Preempt / resume for experiments#

Long cloud runs get interrupted — a spot instance is reclaimed, a job is cancelled. MIME experiments are made resilient to that with the MADDENING v0.2 checkpoint machinery (versioned, hash-checked CHECKPOINT_SCHEMA_VERSION manifests). There are two patterns, depending on the experiment shape.

Parameter sweeps — ResumableSweep#

A sweep runs many independent work items (parameter combos). Wrap them in mime.data.sweep_resume.ResumableSweep: each finished item is written to a JSON progress checkpoint — carrying a MADDENING integrity manifest — so a relaunch skips the finished items and runs only what is left.

import os
from mime.data.sweep_resume import ResumableSweep

sweep = ResumableSweep(
    items=my_param_combos,
    key=lambda combo: combo["label"],          # unique id per item
    checkpoint_path="data/my_experiment.h5",   # progress sits beside it
    resume_from=os.environ.get("SWEEP_RESUME_FROM"),
    snapshot_dir=os.environ.get("SWEEP_SNAPSHOT_DIR"),
)

for result in sweep.completed:     # items finished in a prior run —
    write_output(result)           #   replay them into the output

for combo in sweep.pending:        # only the unfinished items
    result = run_one(combo)
    write_output(result)
    sweep.record(combo, result)    # checkpointed immediately
  • resume_from — a path / file:// / http(s):// URL of a prior checkpoint. A missing source is treated as a fresh start, so a job spec can set it unconditionally. With it unset, a relaunch on the same machine still resumes from the local checkpoint beside checkpoint_path.

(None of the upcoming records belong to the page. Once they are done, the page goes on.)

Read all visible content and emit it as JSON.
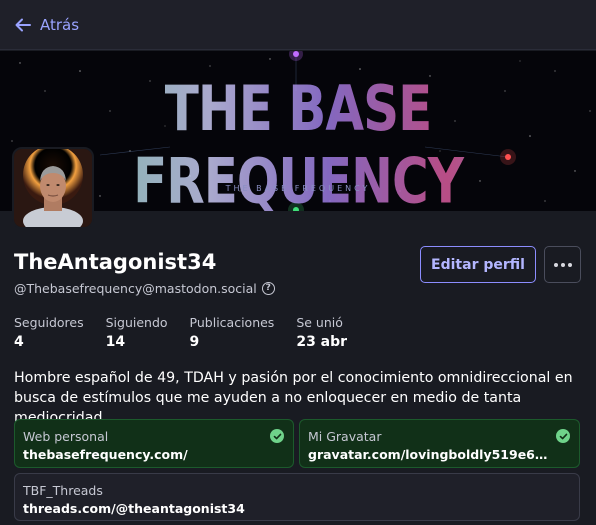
{
  "topbar": {
    "back_label": "Atrás"
  },
  "banner": {
    "title": "THE BASE FREQUENCY",
    "subtitle": "THE BASE FREQUENCY"
  },
  "profile": {
    "display_name": "TheAntagonist34",
    "handle": "@Thebasefrequency@mastodon.social",
    "edit_label": "Editar perfil"
  },
  "stats": [
    {
      "label": "Seguidores",
      "value": "4"
    },
    {
      "label": "Siguiendo",
      "value": "14"
    },
    {
      "label": "Publicaciones",
      "value": "9"
    },
    {
      "label": "Se unió",
      "value": "23 abr"
    }
  ],
  "bio": "Hombre español de 49, TDAH y pasión por el conocimiento omnidireccional en busca de estímulos que me ayuden a no enloquecer en medio de tanta mediocridad.",
  "fields": [
    {
      "label": "Web personal",
      "value": "thebasefrequency.com/",
      "verified": true
    },
    {
      "label": "Mi Gravatar",
      "value": "gravatar.com/lovingboldly519e6…",
      "verified": true
    },
    {
      "label": "TBF_Threads",
      "value": "threads.com/@theantagonist34",
      "verified": false
    }
  ],
  "colors": {
    "accent": "#8c8dff",
    "verified_bg": "#113018",
    "verified_check": "#6fd38a",
    "background": "#191b22"
  }
}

  • snapshot_dir — durable storage (a mounted volume/bucket) the checkpoint is mirrored to after every item, so it survives an instance teardown.

Worked example: scripts/run_confinement_sweep.py. Job-spec wiring: jobs/production_h100.yaml.

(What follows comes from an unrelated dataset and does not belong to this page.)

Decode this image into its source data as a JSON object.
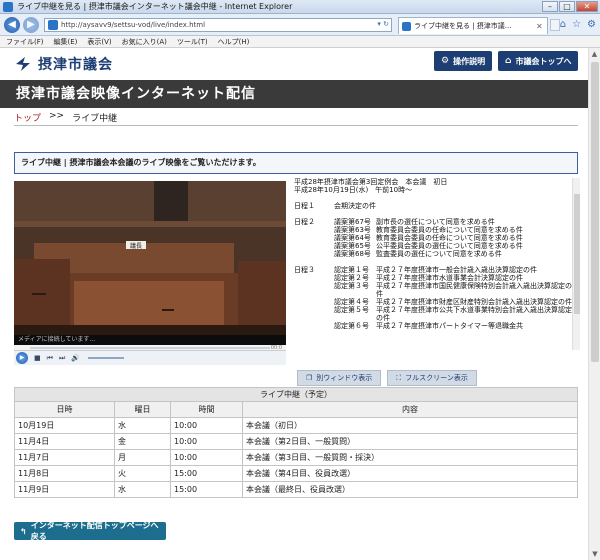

Single-graph experiments — MADDENING checkpoint API#

An experiment that runs one long-lived graph (rather than a sweep) uses MADDENING’s graph-state checkpoint API directly:

from maddening.core.simulation.checkpoint import (
    save_state_with_manifest, download_and_load_state,
)

# snapshot the running graph
save_state_with_manifest(graph, "snapshot.npz", extra={"step": step})

# resume it on a fresh instance
download_and_load_state(graph, "file:///mnt/durable/snapshot.npz")

For a server-style run, maddening.cloud.entrypoint.make_preempt_snapshot_hook builds an on-preemption snapshot callback and resume_from_url is the resume entry point. Both patterns write the same versioned, hash-checked manifest, so a checkpoint from either is integrity-verified on load.